Salem, Massachusettes. You know when I found out we
were going to Salem I was getting all excited, I mean what
would be more fun than a city filled with history and magic
shops and hell there's even a Beer Works here! What better
place to get a pint of Pumpkinhead Ale than Salem?
Like any history buff we made a beeline for the cemetary.
There were tourists milling about, some lady who thought
she was hot shit telling us where everything was in the
memorial who we ignored until she was gone. Really woman
that's rude, staring at me, you've never seen such sexy
feathers before or something? The memorial though,
definitely subdued us. Outside of the old cemetary there are
twenty stones with the names, dates, and methods of
execution for the twenty people tried and executed as
witches in 1692.
There's something about sitting next to those names, and knowing their individual stories, makes being a couple hundred dollars
in shitter (probably shouldn't've offered that round at Beer Works...) not quite so bad.
Think of it, really what a nightmare. You're Sarah Good, you were screwed out of your inheritance in the first place by your
stepdad, your first husband dies and leaves you only with debt and you and your second husband have a chunk of your land
seized to pay and then you have to sell the rest anyway leaving you a beggar at the mercy of your neighbors. And then your
husband says he's scared of you and a witch and you get thrown in prison pregnant as a pimple and of course you get no
medical help. Your kid calls you a witch during the trials as well and then oops well guess because everyone says you are, off
to Gallows Hill.
Which, by the way, is now a sports field.

Probably the most taming of stories is the one
belonging to Giles Corey. This guy stuck to his
guns. He knew he'd be found guilty either way in a
trial, and so he refused to enter a plea-- so over the
course of two days, he kept his mouth shut, as they
piled stone after stone on his body. His last words
before he died were "more weight". If more people
had the sheer strength of will that guy
demonstrated... well hell I don't know, I'm still
sitting here with my feathers ruffled at the very idea.
You humans can be amazing sometimes.
Stories have it that Corey's ghost shows up the night
before a great calamity that befalls Salem, as
supposed to have happened before the Great Salem
Fire of 1914. People said they saw him standing in
the old graveyard the night before it broke out--
fortunately for us, or for Salem, we didn't see him.

Flouncing around Salem there seem to be way too fucking
many wax museums offering the history of the area, witches
and pirates and colonists and well it seems pretty much
anything else they can cram into a couple thousand square
feet and pour smog machines around.

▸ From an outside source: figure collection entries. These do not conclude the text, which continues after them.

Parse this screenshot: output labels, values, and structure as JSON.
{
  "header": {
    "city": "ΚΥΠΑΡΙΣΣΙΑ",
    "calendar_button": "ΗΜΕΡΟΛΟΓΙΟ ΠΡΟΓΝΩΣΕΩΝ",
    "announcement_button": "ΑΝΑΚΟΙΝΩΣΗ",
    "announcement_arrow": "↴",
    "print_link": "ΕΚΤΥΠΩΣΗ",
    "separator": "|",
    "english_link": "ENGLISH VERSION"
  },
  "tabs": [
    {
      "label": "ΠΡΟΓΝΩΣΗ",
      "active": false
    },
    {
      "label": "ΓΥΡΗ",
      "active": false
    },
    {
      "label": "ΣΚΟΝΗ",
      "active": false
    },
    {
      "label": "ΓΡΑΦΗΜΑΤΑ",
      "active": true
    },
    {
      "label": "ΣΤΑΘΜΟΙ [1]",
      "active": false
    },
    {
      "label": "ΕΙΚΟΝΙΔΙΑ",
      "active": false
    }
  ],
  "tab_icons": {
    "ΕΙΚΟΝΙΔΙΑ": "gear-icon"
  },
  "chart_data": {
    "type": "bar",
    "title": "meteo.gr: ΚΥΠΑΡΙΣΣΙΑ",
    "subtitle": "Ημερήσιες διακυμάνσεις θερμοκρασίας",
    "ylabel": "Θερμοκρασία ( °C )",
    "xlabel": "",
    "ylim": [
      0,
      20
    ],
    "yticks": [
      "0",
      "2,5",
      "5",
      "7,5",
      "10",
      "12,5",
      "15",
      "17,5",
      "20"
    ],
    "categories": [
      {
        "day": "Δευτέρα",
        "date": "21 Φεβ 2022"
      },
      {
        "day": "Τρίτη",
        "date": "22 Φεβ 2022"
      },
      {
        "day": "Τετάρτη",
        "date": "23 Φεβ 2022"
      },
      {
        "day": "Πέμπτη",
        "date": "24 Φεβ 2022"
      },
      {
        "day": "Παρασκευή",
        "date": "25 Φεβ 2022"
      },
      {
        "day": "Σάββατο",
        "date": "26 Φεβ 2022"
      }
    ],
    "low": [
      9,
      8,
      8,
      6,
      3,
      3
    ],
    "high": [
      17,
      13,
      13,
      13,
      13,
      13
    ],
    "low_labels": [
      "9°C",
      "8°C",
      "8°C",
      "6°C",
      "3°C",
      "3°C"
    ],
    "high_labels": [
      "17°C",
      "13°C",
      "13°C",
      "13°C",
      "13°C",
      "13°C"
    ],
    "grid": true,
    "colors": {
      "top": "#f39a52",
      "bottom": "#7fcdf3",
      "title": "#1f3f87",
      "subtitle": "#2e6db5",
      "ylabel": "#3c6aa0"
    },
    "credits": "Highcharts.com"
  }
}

We didn't bother--
the tourists line up early, and we had a better time looking at
places like the Peabody Museum's Samuel Pickman House
rather than fight the yuppies for a few square inches of
space in line. A few of them are worth the line if you can
put up with some of the hokey displays for the actual history
from some of the more intelligent tour guides working, but
the Witch Museum is only really good for a laugh at their
wax Satan (unless Heidi was just bitter about having spent
money there once upon a time, but she wouldn't give it up.
Maybe it was the birds impaled on the little spikes below the
windows-- I know that put my feathers on end).
Most of Salem, however, seems to be a glut of mallgoths and wannabe Silver Ravenwolfs-- seems the actual curse of the
victims of the witch trials on the place was that it would be forever overrun by kids in hot topic clothing spending their
allowance on bundles of sage and loitering on the fountains. The coup de grace has gotta be the Bewitched bronze statue-- I
mean come on people! Twenty people were killed under the accusation of witchcraft and you have a BRONZE STATUE of
Elizabeth Montgomery! What the fuck.
I think we shoulda saved Beer Works for last, having seen that.
This was a special trip for Noizefront. We like to mention that Salem
Corey Hogan was named after the City here. Red wanted her son
associated with the strength of those who suffered here. Salem was a
town where people though they suffered refused to go against their own
principal. Giles Corey refused to admit to something he had never done...
and he held his tongue. He never gave into to those who were persecuting
him and it seems that the name given to Salem was perfect. His strengths
were uncanny and he fought for every breath. This Halloween remember
those that died for their beliefs the differences.